Welcome to the publications directory for the Climate Impacts Group and the Climate Dynamics Group. Please contact the web administrator for assistance with any of these publications.
Analysis techniques to incorporate climate change information into Seattle's long range water supply planning
Wiley, M.W. 2004. Analysis techniques to incorporate climate change information into Seattle's long range water supply planning. M.S.C.E. thesis, Department of Civil and Environmental Engineering, University of Washington, Seattle.
The preponderance of evidence in the scientific community supports the theory that global climate is changing. The effect of climate change on natural and
man-made systems remains less certain. Municipal water supplies, particularly those that rely on summer snow-melt to augment storage capacity, are at risk of significant changes from the historic streamflow regime to which they have become accustomed.
There are few standardized methods established for
assessing the impacts of climate change to municipal water supplies. Frederick and Gleick (1999) propose evaluating climate change impacts on water
resources using a three stage modeling approach: General Circulation Models (GCMs) to simulate global climate, basin scale hydrology models, and water
resource system simulation models. This research explores an application of the Frederick and Gleick method to the water supply system for the city of
Seattle, Washington.
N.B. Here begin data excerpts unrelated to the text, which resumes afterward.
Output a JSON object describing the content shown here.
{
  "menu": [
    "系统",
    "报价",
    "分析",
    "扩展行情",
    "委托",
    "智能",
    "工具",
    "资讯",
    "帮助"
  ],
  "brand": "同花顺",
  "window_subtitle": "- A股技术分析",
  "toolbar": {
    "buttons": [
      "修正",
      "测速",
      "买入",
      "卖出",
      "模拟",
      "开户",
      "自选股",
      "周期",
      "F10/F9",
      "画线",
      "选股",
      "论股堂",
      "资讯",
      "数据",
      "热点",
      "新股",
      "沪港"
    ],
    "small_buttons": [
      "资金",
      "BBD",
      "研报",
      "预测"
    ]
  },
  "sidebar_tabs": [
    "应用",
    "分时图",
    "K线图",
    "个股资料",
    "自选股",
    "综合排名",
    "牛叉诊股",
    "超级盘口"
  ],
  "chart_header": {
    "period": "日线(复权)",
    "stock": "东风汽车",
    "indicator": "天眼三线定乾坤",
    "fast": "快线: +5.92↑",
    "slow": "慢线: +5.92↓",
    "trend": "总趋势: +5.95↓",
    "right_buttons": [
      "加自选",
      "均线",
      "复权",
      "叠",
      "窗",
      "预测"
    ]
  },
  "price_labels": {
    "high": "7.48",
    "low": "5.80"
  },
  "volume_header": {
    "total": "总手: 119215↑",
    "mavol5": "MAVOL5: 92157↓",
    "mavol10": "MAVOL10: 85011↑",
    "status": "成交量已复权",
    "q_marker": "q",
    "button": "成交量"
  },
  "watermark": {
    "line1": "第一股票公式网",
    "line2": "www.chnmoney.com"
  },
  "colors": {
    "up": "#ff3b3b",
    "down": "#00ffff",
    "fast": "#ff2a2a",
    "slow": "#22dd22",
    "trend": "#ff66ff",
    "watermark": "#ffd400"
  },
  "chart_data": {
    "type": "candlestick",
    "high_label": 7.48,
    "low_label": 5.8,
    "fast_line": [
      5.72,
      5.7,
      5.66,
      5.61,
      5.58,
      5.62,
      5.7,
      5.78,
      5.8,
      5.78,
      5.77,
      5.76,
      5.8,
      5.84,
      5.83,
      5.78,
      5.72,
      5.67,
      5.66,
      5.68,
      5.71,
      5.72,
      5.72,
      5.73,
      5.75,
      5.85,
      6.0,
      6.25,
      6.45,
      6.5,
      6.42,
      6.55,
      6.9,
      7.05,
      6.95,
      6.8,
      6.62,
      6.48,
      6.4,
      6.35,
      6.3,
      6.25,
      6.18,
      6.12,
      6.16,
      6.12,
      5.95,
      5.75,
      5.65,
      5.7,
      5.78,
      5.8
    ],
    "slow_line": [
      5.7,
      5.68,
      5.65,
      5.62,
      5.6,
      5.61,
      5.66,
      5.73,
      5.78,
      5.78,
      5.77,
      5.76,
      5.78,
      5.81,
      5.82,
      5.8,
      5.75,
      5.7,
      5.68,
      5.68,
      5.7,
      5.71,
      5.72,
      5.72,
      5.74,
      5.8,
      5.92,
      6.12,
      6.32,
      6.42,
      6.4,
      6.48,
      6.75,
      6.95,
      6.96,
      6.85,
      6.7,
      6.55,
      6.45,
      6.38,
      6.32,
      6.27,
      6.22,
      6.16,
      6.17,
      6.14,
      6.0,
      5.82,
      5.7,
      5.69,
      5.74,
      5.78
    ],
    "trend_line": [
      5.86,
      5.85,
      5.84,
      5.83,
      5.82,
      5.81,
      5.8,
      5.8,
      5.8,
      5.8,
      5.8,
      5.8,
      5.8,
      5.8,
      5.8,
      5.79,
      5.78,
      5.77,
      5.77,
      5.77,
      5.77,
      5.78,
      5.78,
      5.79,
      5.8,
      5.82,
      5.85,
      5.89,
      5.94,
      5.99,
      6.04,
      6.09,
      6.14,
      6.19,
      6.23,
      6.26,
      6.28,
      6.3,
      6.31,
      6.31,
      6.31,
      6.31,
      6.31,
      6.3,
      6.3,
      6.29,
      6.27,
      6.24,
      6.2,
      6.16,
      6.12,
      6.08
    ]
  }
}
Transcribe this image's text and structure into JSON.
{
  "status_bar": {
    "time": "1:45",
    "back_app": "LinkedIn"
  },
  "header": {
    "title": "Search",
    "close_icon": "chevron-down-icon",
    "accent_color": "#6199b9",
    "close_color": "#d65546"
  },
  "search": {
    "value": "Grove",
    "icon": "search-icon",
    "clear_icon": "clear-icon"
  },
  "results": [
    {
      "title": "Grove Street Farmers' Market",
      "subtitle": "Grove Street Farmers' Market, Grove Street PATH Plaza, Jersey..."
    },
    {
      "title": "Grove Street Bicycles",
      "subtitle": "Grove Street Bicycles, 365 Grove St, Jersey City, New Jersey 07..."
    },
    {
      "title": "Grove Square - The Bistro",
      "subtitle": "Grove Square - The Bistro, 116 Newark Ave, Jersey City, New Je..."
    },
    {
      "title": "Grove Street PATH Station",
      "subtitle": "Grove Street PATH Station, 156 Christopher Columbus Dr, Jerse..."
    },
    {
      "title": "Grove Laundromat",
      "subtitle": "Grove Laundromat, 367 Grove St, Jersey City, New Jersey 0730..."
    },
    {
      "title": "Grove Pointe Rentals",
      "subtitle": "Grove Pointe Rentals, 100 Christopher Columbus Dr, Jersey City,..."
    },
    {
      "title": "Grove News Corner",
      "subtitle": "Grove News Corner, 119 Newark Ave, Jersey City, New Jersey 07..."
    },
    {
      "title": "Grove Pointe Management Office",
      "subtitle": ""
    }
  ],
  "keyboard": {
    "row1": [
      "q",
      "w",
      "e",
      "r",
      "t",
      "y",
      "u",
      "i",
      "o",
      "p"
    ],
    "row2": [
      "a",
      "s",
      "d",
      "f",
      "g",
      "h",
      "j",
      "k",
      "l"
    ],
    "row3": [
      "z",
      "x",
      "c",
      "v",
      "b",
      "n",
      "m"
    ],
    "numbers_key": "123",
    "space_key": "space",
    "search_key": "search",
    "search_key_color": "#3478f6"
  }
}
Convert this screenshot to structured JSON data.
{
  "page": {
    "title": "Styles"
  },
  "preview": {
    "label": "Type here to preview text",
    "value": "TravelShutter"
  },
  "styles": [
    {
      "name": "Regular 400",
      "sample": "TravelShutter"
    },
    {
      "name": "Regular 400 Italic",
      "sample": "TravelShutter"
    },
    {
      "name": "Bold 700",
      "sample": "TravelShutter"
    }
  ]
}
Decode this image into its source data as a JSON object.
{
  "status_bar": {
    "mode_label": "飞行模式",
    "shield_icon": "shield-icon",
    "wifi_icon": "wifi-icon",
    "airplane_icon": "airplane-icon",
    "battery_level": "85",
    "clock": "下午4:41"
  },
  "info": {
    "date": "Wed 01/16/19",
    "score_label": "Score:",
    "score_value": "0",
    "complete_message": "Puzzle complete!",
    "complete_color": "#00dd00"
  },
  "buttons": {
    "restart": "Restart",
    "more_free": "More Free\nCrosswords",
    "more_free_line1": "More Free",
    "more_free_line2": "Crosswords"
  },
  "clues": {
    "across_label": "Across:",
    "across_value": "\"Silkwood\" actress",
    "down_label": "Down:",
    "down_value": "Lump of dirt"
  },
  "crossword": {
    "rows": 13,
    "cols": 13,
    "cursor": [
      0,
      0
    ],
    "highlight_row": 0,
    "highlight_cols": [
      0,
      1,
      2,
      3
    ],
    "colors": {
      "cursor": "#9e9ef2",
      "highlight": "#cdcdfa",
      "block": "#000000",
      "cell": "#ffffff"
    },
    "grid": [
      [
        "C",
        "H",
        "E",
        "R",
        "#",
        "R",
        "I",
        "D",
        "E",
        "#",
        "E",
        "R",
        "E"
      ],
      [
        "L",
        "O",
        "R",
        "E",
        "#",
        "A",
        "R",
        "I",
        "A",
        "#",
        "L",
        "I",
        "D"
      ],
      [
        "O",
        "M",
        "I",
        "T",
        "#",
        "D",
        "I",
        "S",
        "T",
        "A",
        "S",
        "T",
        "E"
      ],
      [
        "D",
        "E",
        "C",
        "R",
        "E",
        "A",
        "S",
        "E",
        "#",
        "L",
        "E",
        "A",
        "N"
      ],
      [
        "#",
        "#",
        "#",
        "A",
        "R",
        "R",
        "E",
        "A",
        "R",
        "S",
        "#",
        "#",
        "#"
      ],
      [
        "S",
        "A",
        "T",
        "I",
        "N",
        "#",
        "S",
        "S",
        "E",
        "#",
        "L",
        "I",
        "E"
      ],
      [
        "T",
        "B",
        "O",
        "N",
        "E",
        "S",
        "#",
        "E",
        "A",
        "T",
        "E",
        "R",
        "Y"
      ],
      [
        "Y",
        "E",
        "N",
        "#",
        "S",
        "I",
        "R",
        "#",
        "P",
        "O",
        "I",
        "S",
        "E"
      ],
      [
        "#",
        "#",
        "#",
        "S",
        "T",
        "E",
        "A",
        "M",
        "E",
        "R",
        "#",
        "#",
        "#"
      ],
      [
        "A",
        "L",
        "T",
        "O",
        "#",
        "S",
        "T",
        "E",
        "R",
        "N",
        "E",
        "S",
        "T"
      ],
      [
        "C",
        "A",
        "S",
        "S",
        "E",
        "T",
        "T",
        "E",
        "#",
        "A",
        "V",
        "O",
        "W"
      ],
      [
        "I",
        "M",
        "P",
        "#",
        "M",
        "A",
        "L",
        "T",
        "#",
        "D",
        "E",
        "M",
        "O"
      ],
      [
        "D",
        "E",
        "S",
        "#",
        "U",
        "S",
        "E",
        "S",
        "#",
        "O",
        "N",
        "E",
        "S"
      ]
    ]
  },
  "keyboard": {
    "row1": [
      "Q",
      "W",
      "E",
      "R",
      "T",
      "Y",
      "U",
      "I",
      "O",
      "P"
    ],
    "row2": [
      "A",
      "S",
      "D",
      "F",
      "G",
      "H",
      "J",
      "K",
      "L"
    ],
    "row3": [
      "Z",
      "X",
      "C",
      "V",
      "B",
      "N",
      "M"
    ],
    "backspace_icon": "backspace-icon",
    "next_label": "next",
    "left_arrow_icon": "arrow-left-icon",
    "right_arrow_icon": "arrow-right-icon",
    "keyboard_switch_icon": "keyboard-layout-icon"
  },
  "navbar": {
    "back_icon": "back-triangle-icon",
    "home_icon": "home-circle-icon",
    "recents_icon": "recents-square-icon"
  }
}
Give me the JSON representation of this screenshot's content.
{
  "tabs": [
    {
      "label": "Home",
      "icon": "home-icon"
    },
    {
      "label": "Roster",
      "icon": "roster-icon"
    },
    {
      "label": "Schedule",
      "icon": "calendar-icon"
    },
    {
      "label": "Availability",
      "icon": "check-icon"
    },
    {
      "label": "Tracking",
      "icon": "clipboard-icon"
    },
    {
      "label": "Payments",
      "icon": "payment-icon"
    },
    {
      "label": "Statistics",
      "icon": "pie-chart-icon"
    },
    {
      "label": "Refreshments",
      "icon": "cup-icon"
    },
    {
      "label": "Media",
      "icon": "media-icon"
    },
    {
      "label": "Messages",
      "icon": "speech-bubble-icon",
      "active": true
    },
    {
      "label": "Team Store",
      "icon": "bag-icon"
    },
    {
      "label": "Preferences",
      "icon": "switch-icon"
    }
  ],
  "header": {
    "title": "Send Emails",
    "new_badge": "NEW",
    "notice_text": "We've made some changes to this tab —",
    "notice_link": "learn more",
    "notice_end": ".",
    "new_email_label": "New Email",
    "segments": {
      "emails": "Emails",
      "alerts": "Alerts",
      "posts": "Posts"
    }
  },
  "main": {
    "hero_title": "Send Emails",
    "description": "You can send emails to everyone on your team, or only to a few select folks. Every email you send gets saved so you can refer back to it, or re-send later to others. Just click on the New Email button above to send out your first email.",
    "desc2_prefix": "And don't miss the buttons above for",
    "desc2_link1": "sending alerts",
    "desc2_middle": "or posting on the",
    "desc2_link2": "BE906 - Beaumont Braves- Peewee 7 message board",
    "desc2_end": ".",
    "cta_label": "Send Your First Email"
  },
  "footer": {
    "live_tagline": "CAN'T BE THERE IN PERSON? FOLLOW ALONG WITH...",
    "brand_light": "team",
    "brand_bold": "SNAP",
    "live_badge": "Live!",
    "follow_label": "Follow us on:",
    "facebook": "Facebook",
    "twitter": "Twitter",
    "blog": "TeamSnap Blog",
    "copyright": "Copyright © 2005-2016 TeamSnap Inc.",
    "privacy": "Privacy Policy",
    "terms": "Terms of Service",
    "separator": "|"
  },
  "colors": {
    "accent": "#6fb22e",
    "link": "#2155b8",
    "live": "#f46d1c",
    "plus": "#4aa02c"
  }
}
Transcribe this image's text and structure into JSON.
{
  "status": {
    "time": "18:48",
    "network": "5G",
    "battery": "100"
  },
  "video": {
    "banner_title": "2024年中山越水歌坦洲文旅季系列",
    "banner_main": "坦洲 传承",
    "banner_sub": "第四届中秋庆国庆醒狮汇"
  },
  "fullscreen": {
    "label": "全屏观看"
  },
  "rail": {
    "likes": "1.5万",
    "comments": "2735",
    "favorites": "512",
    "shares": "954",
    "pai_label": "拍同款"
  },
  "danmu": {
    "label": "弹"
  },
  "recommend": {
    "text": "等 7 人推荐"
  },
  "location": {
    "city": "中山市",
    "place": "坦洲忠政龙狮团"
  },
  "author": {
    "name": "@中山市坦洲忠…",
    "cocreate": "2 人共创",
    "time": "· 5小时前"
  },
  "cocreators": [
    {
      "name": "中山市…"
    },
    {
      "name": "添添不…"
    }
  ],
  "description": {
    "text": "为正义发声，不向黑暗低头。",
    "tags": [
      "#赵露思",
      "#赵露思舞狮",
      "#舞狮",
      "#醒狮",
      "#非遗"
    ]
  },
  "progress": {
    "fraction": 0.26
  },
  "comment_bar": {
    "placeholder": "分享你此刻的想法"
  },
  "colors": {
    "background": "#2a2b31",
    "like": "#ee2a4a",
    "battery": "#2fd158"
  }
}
Specific attention is given to the techniques necessary for downscaling climate data from the global scale to the basin scale and to the
uncertainties associated with each step of the modeling sequence.
The greatest source of uncertainty in the modeling process arises from the wide range of future scenarios produced by GCMs. This uncertainty is addressed by incorporating multiple climate models at every stage of the process and using the range of values produced to generate an ensemble average that quantifies the most likely impact. The ensemble average is bracketed by an uncertainty envelope based on the range and spread of the individual GCM ensemble members.